La Wallonie exporte moins

Philippe Suinen

Philippe Suinen

Article de Martial Dumont dans « Vers l’Avenir » du 27 juin 2013
 
En 2012, les exportations wallonnes ont trinqué. La preuve: elles ont reculé de 2,8 % par rapport à 2011. Le plus mauvais résultat depuis celui enregistré en 2009 (-15 %), conséquence de la crise financière survenue en 2008.

Cette fois, quel est le problème?

Selon le ministre de l’Économie, Jean-Claude Marcourt, c’est la crise de la sidérurgie (ArcelorMittal), des machines de chantier (Caterpillar) et de la chimie de base qui tire les résultats vers la base.

Et puis, analyse Philippe Suinen, patron de l’Agence wallonne à l’exportation, (AWEX), il y a la dégradation conjoncturelle au niveau européen et même mondial: la crise des dettes souveraines dans la zone euro, la faiblesse de la demande, les plans d’assainissement, ne contribuent pas à booster nos exportations.
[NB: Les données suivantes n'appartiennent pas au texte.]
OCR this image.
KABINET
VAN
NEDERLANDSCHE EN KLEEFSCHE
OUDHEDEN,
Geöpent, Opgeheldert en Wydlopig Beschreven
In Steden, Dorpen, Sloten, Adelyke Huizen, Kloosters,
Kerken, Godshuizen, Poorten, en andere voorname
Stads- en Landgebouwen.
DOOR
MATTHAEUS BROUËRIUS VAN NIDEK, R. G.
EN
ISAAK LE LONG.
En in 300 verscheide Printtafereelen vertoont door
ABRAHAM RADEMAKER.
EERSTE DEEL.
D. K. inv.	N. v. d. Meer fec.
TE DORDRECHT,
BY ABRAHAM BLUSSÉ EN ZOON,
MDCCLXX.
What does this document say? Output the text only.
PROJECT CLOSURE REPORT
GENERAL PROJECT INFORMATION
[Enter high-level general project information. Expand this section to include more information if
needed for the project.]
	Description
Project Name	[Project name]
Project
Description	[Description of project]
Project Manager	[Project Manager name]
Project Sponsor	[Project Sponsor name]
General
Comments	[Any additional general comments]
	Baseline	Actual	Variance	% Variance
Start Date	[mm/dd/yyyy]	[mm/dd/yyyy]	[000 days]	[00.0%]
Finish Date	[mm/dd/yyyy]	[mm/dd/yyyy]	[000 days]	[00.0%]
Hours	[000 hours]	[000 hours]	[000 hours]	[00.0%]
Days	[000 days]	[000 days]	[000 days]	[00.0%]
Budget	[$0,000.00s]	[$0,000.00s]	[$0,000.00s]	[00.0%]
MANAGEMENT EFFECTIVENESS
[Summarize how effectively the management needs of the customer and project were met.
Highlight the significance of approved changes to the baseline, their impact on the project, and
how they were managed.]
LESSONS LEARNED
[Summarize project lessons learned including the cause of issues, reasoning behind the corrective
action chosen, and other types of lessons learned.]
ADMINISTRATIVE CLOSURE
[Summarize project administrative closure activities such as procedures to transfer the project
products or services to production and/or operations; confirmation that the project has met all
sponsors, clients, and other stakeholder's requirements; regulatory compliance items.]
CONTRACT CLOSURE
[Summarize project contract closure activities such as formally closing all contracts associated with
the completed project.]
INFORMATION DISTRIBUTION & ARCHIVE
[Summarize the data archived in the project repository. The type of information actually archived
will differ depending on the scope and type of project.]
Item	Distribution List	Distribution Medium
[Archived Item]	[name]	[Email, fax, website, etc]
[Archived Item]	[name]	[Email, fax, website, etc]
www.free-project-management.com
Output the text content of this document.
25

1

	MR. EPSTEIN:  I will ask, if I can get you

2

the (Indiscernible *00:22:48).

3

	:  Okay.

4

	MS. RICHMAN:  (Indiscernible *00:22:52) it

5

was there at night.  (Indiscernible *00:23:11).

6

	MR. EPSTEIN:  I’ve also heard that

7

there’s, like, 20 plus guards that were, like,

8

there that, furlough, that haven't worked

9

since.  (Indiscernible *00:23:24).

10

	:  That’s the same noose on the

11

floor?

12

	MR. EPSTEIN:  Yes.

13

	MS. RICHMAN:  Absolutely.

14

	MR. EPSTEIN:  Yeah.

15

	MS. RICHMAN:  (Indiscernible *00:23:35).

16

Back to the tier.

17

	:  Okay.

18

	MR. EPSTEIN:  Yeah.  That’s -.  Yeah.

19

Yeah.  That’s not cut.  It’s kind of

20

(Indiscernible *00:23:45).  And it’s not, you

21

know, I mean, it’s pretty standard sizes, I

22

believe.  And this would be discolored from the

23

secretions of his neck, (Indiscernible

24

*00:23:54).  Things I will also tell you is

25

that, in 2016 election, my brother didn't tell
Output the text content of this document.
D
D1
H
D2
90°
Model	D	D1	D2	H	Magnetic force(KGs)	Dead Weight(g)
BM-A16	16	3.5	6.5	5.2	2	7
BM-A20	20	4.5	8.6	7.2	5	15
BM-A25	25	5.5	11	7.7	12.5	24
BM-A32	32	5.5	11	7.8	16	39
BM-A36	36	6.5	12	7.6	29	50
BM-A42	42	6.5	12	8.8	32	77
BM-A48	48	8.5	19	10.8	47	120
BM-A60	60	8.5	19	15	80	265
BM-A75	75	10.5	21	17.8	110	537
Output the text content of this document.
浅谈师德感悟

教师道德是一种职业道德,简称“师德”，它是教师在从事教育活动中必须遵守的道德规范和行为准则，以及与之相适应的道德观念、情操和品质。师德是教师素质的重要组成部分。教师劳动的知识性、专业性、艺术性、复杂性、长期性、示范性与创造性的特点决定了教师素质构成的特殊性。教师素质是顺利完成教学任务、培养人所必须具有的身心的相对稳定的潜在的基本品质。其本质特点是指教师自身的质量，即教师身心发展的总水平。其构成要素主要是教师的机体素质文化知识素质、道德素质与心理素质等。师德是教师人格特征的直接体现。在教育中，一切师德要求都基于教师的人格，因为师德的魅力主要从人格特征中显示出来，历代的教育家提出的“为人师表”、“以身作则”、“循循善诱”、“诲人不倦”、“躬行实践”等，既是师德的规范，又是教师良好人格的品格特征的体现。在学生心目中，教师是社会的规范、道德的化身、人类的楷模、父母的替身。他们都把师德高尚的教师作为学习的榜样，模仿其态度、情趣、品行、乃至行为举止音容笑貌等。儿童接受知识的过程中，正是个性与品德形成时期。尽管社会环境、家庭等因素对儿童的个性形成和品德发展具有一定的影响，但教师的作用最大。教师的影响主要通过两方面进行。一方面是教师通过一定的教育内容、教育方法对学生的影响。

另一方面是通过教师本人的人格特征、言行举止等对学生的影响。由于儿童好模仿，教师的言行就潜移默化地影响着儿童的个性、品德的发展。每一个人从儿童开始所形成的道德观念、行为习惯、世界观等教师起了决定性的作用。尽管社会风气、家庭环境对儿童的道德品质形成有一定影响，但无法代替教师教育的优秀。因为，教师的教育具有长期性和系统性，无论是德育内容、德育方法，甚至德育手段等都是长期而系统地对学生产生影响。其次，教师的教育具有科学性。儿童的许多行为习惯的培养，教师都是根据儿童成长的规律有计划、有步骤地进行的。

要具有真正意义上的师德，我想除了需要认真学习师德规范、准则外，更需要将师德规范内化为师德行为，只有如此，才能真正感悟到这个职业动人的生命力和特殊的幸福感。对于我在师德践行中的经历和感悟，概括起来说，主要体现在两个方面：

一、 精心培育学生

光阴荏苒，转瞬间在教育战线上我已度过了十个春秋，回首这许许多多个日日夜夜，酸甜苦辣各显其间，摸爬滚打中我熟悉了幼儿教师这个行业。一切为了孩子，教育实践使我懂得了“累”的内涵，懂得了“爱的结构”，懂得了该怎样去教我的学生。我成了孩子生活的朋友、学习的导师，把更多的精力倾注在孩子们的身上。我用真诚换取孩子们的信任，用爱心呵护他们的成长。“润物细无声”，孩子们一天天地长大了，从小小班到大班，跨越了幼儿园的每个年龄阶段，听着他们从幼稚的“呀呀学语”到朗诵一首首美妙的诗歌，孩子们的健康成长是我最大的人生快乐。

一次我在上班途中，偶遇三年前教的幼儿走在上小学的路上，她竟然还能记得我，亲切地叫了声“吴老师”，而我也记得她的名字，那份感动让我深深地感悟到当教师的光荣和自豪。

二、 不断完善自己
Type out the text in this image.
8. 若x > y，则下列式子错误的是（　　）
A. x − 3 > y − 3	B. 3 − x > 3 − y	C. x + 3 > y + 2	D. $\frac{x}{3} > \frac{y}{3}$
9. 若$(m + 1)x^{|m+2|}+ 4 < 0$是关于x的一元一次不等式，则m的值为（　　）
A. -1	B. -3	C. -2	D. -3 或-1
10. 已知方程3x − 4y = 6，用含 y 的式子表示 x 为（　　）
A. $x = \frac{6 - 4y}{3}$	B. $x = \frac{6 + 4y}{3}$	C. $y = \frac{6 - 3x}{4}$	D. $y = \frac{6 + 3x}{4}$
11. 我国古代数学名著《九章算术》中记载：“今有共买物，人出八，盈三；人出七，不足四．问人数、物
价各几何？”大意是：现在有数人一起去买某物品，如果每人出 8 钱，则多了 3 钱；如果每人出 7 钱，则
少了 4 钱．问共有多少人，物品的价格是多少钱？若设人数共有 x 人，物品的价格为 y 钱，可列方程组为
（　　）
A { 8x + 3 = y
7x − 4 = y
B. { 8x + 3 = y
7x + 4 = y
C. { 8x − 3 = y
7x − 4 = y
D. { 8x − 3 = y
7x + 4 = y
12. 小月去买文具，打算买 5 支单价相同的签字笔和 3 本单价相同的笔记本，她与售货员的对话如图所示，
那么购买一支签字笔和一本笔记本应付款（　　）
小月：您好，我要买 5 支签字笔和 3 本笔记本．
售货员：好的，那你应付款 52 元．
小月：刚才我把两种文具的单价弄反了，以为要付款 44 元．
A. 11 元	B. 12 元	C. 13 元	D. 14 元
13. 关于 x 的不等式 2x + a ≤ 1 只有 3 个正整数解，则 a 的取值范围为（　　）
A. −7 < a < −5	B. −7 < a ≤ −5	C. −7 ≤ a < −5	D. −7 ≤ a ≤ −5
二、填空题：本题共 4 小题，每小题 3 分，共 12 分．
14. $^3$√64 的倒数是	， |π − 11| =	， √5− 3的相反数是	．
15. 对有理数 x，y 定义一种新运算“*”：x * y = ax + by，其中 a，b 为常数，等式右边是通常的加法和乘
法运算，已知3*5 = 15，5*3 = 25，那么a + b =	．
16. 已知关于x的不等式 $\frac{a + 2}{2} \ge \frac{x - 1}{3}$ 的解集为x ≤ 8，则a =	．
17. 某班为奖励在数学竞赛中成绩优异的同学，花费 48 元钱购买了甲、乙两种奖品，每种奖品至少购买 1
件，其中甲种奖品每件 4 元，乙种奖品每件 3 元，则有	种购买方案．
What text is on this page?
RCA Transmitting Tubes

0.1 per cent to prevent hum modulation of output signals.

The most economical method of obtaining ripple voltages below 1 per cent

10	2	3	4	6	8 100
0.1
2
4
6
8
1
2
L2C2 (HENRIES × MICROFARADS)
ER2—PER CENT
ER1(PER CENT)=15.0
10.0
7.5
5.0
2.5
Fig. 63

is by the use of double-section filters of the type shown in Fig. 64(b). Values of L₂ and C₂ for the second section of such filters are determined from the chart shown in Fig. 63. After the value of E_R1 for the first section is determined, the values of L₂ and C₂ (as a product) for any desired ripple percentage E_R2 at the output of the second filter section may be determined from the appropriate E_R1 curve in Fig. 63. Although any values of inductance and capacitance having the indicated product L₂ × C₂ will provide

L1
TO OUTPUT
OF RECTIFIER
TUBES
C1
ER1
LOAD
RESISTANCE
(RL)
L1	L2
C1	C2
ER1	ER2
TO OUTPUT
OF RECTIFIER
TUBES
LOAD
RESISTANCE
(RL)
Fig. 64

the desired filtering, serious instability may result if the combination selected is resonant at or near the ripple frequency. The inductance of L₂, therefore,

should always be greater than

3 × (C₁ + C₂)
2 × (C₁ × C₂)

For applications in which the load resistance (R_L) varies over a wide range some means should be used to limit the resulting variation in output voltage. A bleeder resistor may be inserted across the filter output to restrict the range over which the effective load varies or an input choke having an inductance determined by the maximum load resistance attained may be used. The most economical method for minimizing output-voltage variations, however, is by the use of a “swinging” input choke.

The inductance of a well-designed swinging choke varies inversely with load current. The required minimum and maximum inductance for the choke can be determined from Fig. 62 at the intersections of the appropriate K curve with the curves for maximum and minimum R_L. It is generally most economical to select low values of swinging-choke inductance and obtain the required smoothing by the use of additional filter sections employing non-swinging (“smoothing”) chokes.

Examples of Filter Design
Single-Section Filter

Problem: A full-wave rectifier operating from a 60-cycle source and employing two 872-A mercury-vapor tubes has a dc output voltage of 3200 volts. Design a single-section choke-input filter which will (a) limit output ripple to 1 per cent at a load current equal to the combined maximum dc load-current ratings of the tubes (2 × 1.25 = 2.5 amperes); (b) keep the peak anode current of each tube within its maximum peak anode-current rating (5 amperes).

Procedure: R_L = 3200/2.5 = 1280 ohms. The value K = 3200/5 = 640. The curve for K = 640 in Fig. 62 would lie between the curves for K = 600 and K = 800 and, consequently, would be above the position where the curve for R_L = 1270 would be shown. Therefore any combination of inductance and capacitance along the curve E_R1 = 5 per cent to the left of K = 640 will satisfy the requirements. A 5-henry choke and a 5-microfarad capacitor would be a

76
D’autant que la production au niveau mondiale est aussi au ralenti.

Résultat, nous voilà en deçà de nos concurrents directs que sont la France, l’Allemagne, les Pays-Bas… et la Flandre qui, elle, continue à voir ses exportations progresser malgré les difficultés socio-économiques qu’elle a pu rencontrer (notamment dans le domaine de l’automobile).

Autre signe inquiétant: les ventes wallonnes régressent vers les BRICS (Brésil, Russie, Inde, Chine) avec 4,9 %. D’autant plus problématique que pendant ce temps, la moyenne européenne d’exportation vers ces pays a augmenté de 6,6 %…

On notera également que la régression est répartie équitablement au travers des secteurs. Ce qui n’est pas une bonne nouvelle non plus.

Tout n’est pas noir, cela dit. puisqu’on voit quand même une augmentation importante de nos exportations vers l’Afrique et l’Amérique du Nord qui boudaient quelque peu les produits wallons ces derniers temps.

Et puis, selon Philippe Suinen, les premier et deuxième trimestres 2013 devraient s’inscrire dans des tendances de «reprise modérée et graduelle» pouvant intervenir à partir du 3e trimestre, en raison du rebond prévu de l’économie mondiale. En clair, le plus dur serait derrière nous. Rendez-vous dans quelques mois pour confirmation.